To be clear, you still have the same total tax liability. The law only gives you extra time to pay.

And there are some important conditions that you need to be aware of.

The provisions of the CARES Act are due to end in 2020

According to the Fidelity website, the CARES Act states that you have the right to: "… if you, your spouse or loved one have been diagnosed with COVID-19 or have had adverse financial consequences as a result of COVID-19."

Believed to be an economic victim of the pandemic.

At the moment, however, the provisions of the law only apply until the end of 2020. This is a time-limited offer. Of course, these provisions could be expanded. But there is certainly no guarantee.

Additionally, your 401 (k) provider may not allow penalty-free withdrawals under CARES law.

Each 401 (k) program has its own rules. And it is possible that your provisions do not comply with the provisions of the CARES Act. Contact HR or view your policy online to see where regulatory updates are most likely.

401 (k) loans vs. 401 (k) hardness withdrawals

If you think 401 (k) funds are the best way to repay your mortgage, it is important to understand that there are two different ways to tap 401 (k) money: a 401 (k) – Loan or hardship withdrawal.

Each method has different implications for your current and future finances.

Also note that each 401 (k) program has its own set of rules. So we can only generalize.

You will need to check with your 401 (k) provider to determine which rules apply to your specific situation.

Use a 401 (k) hardship case to repay your mortgage

A 401 (k) hardship withdrawal (often simply referred to as a "401 (k) withdrawal") is the version that comes with a 10 percent withdrawal penalty and tax liability.

Unlike a loan, a 401 (k) payout will permanently deplete your retirement assets because you will not be able to restore your 401 (k) to what it was before the payout.

Yes, you can start over or keep adding money. However, it is very unlikely that you would do as well in retirement as if you left your 401 (k) intact.

Use a 401 (k) loan to repay your mortgage

Withdrawing money from your 401 (k) in the form of a loan is likely to cause less damage to your retirement assets than a hardship case.

This is because you need to repay a 401 (k) loan in order to restore your savings.

But it may not give you enough money to pay back your mortgage. Because you can only withdraw half of your savings – or $ 50,000, whichever is lower – in any 12 month period.

The CARES law has lifted this upper limit. But does that apply to your 401 (k)? And do you have time to retire before the law expires?

Equally important is that you must repay your loan (plus interest) within five years. So you will likely have high monthly payments for this time.

After all, it is very likely that you can only get a loan from a 401 (k) managed by your current employer. Few programs allow former employees to borrow.

Your money, your choice

In general, experts do not recommend using your 401 (k) to pay off a mortgage.

But everyone has their own financial situation. So there is no single answer.

If you are determined to use your retirement savings, the first thing to do is consider moving carefully. It also doesn't hurt to seek advice from a financial advisor.

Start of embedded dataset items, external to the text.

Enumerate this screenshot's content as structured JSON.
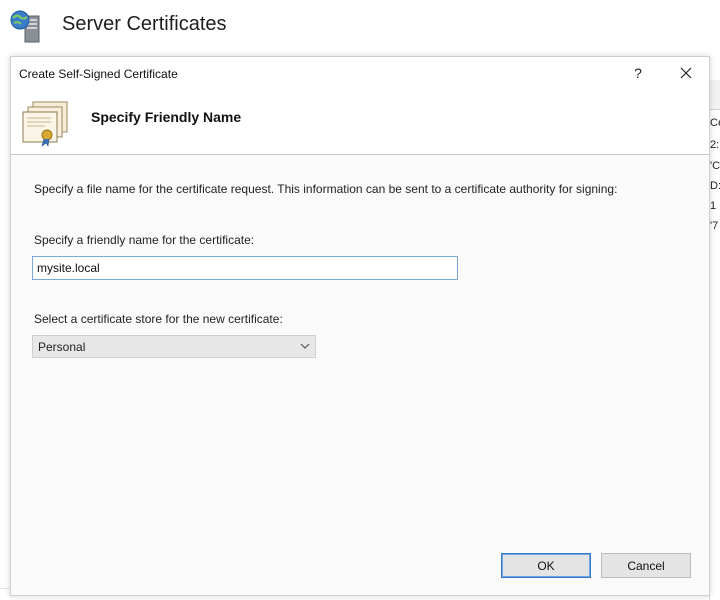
{
  "background": {
    "title": "Server Certificates",
    "icon": "server-globe-icon",
    "list_fragments": [
      "Ce",
      "2:",
      "'C",
      "D:",
      "1",
      "'7"
    ]
  },
  "dialog": {
    "title": "Create Self-Signed Certificate",
    "help_label": "?",
    "close_icon": "close-icon",
    "banner_icon": "certificate-icon",
    "heading": "Specify Friendly Name",
    "description": "Specify a file name for the certificate request.  This information can be sent to a certificate authority for signing:",
    "friendly_name_label": "Specify a friendly name for the certificate:",
    "friendly_name_value": "mysite.local",
    "store_label": "Select a certificate store for the new certificate:",
    "store_selected": "Personal",
    "ok_label": "OK",
    "cancel_label": "Cancel"
  },
  "colors": {
    "accent": "#3c79c8",
    "input_border": "#7aa7d9",
    "button_face": "#e4e4e4"
  }
}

This person can assess the impact of this step on your personal finances and make an informed recommendation on what to do.

If a 401 (k) payout doesn't seem like the right move, consider one of the many other ways you can get your mortgage prepaid.

There is a chance that you could shorten your repayment time and save interest without the help of your 401 (k) funds. Especially with today's low mortgage rates.